Growing Graphs with Hyperedge Replacement Graph Grammars

TL;DR

This paper introduces a method to extract hyperedge replacement grammars from large graphs using clique trees, enabling the generation of realistic synthetic graphs that preserve local structures and properties of the original networks.

Contribution

The paper presents a novel approach to derive hyperedge replacement grammars from real-world graphs, allowing for accurate and robust graph generation that maintains local substructures.

Findings

Generated graphs match original degree and eigenvector centrality distributions.

Synthetic graphs preserve local substructures and global properties.

Method performs well on large real-world network datasets.

Abstract

Discovering the underlying structures present in large real world graphs is a fundamental scientific problem. In this paper we show that a graph's clique tree can be used to extract a hyperedge replacement grammar. If we store an ordering from the extraction process, the extracted graph grammar is guaranteed to generate an isomorphic copy of the original graph.

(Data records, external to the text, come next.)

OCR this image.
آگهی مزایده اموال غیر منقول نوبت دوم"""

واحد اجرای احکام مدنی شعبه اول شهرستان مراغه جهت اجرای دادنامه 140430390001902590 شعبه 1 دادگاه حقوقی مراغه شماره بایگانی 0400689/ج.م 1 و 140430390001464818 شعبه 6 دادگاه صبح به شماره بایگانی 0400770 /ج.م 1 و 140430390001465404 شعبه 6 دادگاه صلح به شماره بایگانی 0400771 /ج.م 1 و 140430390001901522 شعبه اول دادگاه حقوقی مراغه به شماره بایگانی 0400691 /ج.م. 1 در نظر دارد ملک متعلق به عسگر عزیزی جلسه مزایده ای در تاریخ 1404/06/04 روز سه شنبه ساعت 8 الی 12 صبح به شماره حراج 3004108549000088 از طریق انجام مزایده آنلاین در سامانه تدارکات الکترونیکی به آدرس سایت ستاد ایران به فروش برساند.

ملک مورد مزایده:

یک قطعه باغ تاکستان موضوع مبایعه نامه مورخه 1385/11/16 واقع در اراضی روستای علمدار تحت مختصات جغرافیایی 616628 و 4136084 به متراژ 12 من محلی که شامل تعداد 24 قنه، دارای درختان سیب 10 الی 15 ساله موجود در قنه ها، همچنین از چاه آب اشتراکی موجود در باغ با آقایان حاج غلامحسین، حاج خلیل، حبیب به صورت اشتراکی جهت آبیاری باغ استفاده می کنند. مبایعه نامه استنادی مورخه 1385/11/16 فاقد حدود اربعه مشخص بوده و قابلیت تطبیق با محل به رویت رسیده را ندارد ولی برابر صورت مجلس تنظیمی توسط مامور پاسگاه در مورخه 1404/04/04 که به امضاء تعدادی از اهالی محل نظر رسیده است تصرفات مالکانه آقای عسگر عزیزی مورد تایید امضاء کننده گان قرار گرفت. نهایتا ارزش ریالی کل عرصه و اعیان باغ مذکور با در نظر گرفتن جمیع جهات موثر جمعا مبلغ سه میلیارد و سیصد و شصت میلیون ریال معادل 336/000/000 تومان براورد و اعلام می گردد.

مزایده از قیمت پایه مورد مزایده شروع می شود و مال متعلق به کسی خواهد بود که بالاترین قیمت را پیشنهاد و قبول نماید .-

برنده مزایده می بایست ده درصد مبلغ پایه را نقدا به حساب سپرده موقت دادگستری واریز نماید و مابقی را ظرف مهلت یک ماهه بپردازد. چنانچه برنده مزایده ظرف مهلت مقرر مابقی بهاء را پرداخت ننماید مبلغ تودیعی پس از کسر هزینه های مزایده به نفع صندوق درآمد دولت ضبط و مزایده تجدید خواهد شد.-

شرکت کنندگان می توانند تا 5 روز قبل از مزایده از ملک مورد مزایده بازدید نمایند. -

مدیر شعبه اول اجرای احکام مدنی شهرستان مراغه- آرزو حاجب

Or, a stochastic application of the graph grammar rules can be used to quickly create random graphs. In experiments on large real world networks, we show that random graphs, generated from extracted graph grammars, exhibit a wide range of properties that are very similar to the original graphs. In addition to graph properties like degree or eigenvector centrality, what a graph "looks like" ultimately depends on small details in local graph substructures that are difficult to define at a global level. We show that our generative graph model is able to preserve these local substructures when generating new graphs and performs well on new and difficult tests of model robustness.